TO BE NOTED: From the NY Times:

"
Regulator to Detail Plan for Derivatives

WASHINGTON — The new chairman of the Commodity Futures Trading Commission will ask Congress on Thursday to impose substantial new costs and restrictions on large banks and other financial institutions that deal in the complex and largely unregulated financial instruments known as derivatives.

Gary G. Gensler, the top regulator for futures trading, will provide significant new details of a plan announced three weeks ago by the Treasury secretary, Timothy F. Geithner. Mr. Gensler will disclose his proposal before the Senate Agriculture Committee, which oversees the commission.

Lawmakers said they had been told that Mr. Gensler would propose two sets of regulations — one set for the individual dealers of derivatives and a second set for the marketplaces where the instruments are traded.

Mr. Gensler has said that taken together, the two sets of rules would largely eliminate the loopholes that critics said would have weakened the Treasury secretary’s plan, although some expressed concern that the proposals still might not go far enough to fully address problems that contributed to the market collapse.

If adopted, Mr. Gensler’s proposal would fundamentally alter the way that derivatives dealers do business by imposing requirements, for example, for capital reserves and collateral — assets that would be forfeited in a default. The rules would impose significant new expenses on derivatives dealers, and could reduce their profitability.

Mr. Geithner said his proposal recognized the significant role that unregulated derivatives, particularly credit-default swaps, played in the financial crisis. Such swaps, a form of insurance against the default of a bond, played a central role in the near collapse of the American International Group last year. Rather than limiting risk as they are supposed to do, the swaps wound up spreading the crisis globally.

The plan is expected to run into sharp resistance from the industry, which this week proposed its own set of voluntary rules as part of an effort to head off more aggressive legislation. Some lawmakers who applauded Mr. Geithner’s plan said they intended to press Mr. Gensler to be more aggressive in policing the marketplace even before Congress completes work on the derivatives legislation.

“Gensler has to show that the C.F.T.C. will have teeth and we can implement some things right now,” said Senator Maria Cantwell, Democrat of Washington. She said she had asked Mr. Gensler in recent days to revoke exemptions given to some oil futures traders through what are called no-action letters that she said could permit the manipulation of prices to consumers.

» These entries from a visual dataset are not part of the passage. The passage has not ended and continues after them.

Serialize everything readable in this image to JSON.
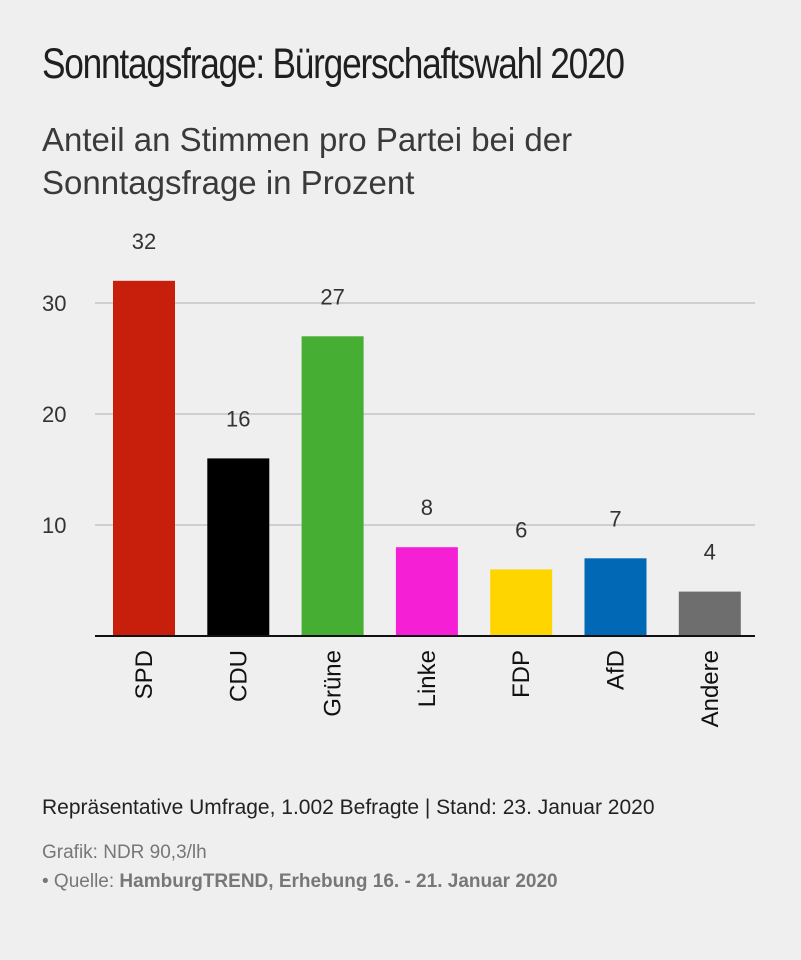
{
  "chart_data": {
    "type": "bar",
    "title": "Sonntagsfrage: Bürgerschaftswahl 2020",
    "subtitle": "Anteil an Stimmen pro Partei bei der Sonntagsfrage in Prozent",
    "categories": [
      "SPD",
      "CDU",
      "Grüne",
      "Linke",
      "FDP",
      "AfD",
      "Andere"
    ],
    "values": [
      32,
      16,
      27,
      8,
      6,
      7,
      4
    ],
    "value_labels": [
      "32",
      "16",
      "27",
      "8",
      "6",
      "7",
      "4"
    ],
    "colors": [
      "#c81e0c",
      "#000000",
      "#46ae32",
      "#f51fd6",
      "#ffd500",
      "#0068b4",
      "#6e6e6e"
    ],
    "yticks": [
      10,
      20,
      30
    ],
    "ylim": [
      0,
      30
    ],
    "grid": true,
    "xlabel": "",
    "ylabel": ""
  },
  "footer": {
    "note": "Repräsentative Umfrage, 1.002 Befragte | Stand: 23. Januar 2020",
    "grafik": "Grafik: NDR 90,3/lh",
    "source_prefix": "• Quelle: ",
    "source": "HamburgTREND, Erhebung 16. - 21. Januar 2020"
  }
}
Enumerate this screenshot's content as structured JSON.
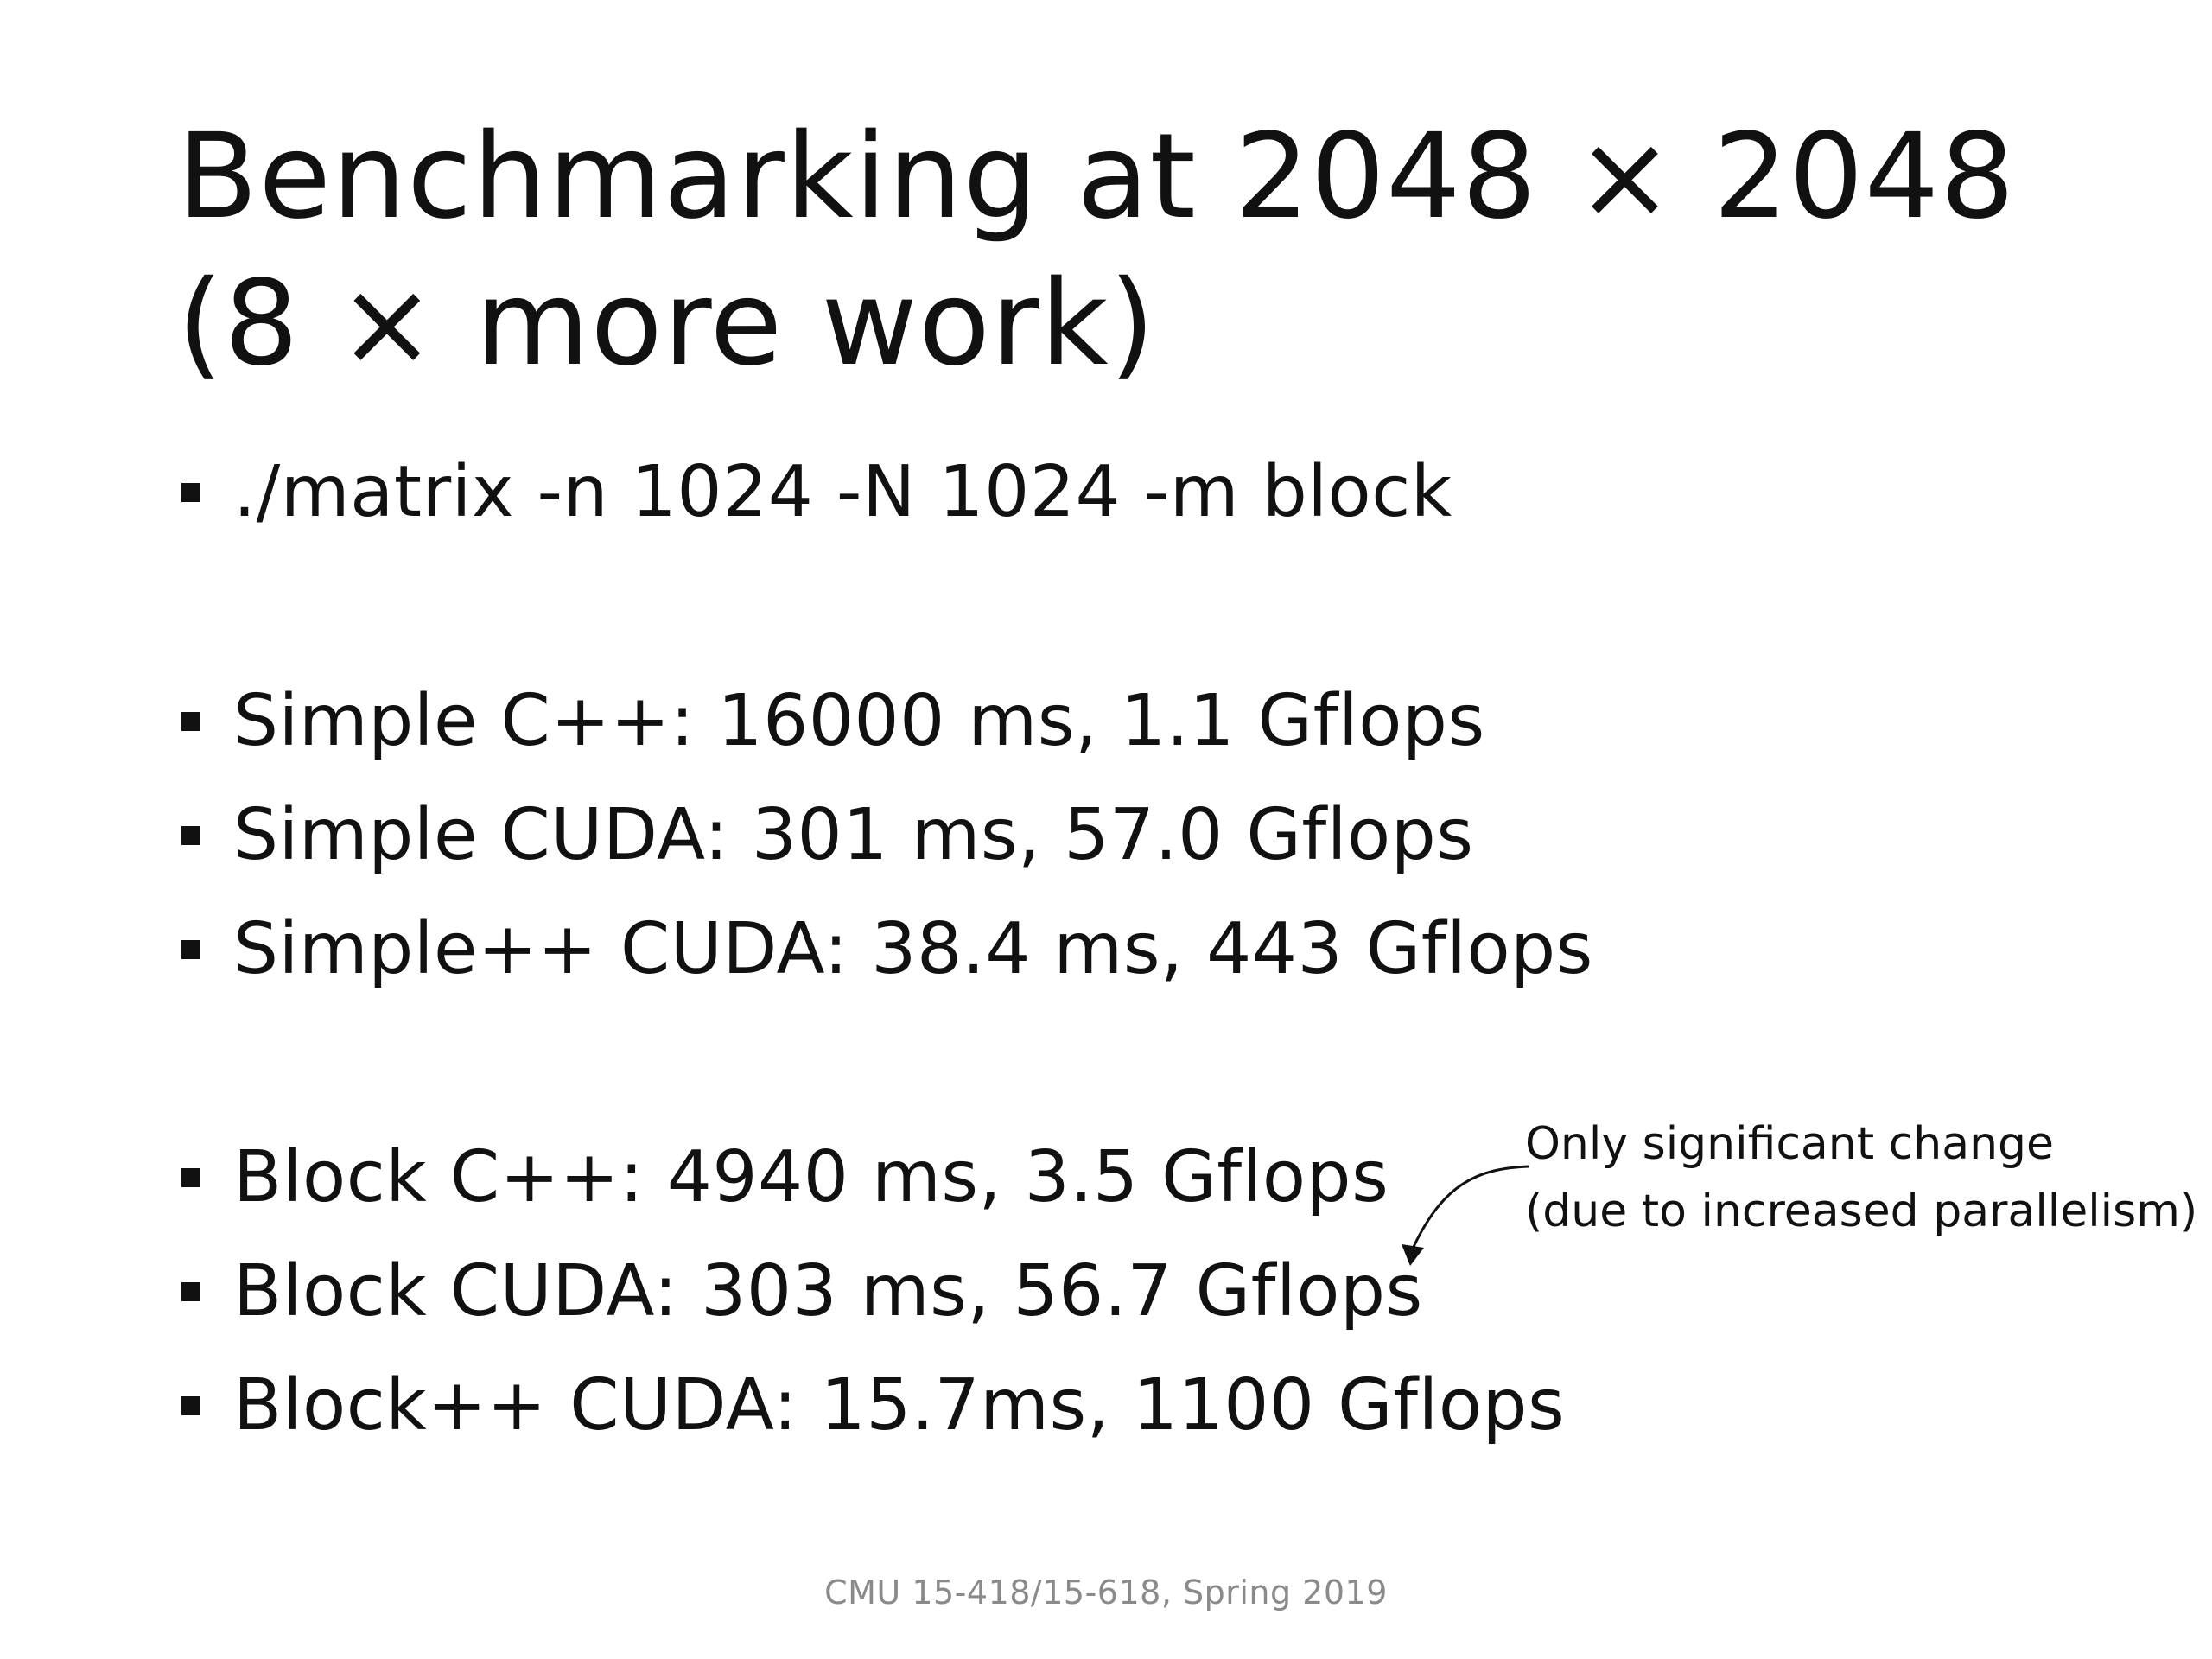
{
  "slide": {
    "title_lines": [
      "Benchmarking at 2048 × 2048",
      "(8 × more work)"
    ],
    "bullets": [
      {
        "text": "./matrix -n 1024 -N 1024 -m block"
      },
      {
        "text": "Simple C++: 16000 ms, 1.1 Gflops"
      },
      {
        "text": "Simple CUDA: 301 ms, 57.0 Gflops"
      },
      {
        "text": "Simple++ CUDA: 38.4 ms, 443 Gflops"
      },
      {
        "text": "Block C++: 4940 ms, 3.5 Gflops"
      },
      {
        "text": "Block CUDA: 303 ms, 56.7 Gflops"
      },
      {
        "text": "Block++ CUDA: 15.7ms, 1100 Gflops"
      }
    ],
    "annotation_lines": [
      "Only significant change",
      "(due to increased parallelism)"
    ],
    "footer": "CMU 15-418/15-618, Spring 2019"
  }
}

“He laments that Wall Street will be pushing back on the plan proposed by the administration and him. I told him they could get a quick gold star by revoking the no-action letters,” she said.

Some longtime critics of the absence of regulation of the derivatives markets applauded Mr. Gensler’s approach.

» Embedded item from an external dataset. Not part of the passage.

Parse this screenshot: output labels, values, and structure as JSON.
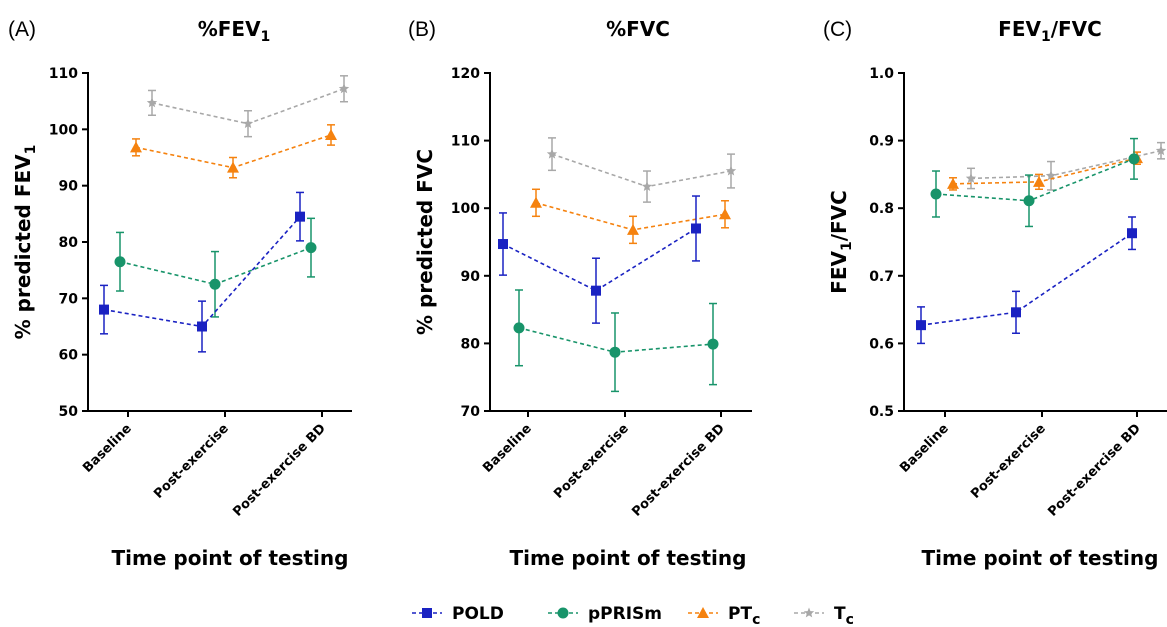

“I’m very enthusiastic about it,” said Michael Greenberger, a professor at the University of Maryland Law School who has been critical of the lack of regulation of the market and is a former director of trading and markets at the commodities futures commission. “There has never been a proposal before to regulate the swaps dealers.”

But Frank Partnoy, another longtime critic of the lack of derivatives regulation, said the administration’s plan did not go far enough. “Disclosure to regulators will not be particularly useful,” said Mr. Partnoy, a professor at the University of San Diego School of Law who has written extensively about derivatives regulation. “We’ve been through decades of watching regulators chase innovation and fall progressively further behind.”

The proposal on swaps dealers would include antifraud and antimanipulation provisions as well as potential limits on market positions and holdings. It would apply regardless of whether a dealer issued standard derivatives or specially tailored ones to meet the needs of specific companies.

One major criticism of the Geithner plan was that it would permit less regulation of some of the more complicated derivatives that are custom-written, rather than plain-vanilla instruments, and would open a loophole that would keep much of the market unsupervised and opaque.

But Congressional officials said Mr. Gensler, in his testimony, would describe mechanisms to both supervise the marketplace of customized derivatives and impose standards that presume most derivatives are standard and subject to more rigorous oversight. For instance, any derivative accepted by a clearinghouse for settlement would be presumed to be a uniform derivative, not a customized one."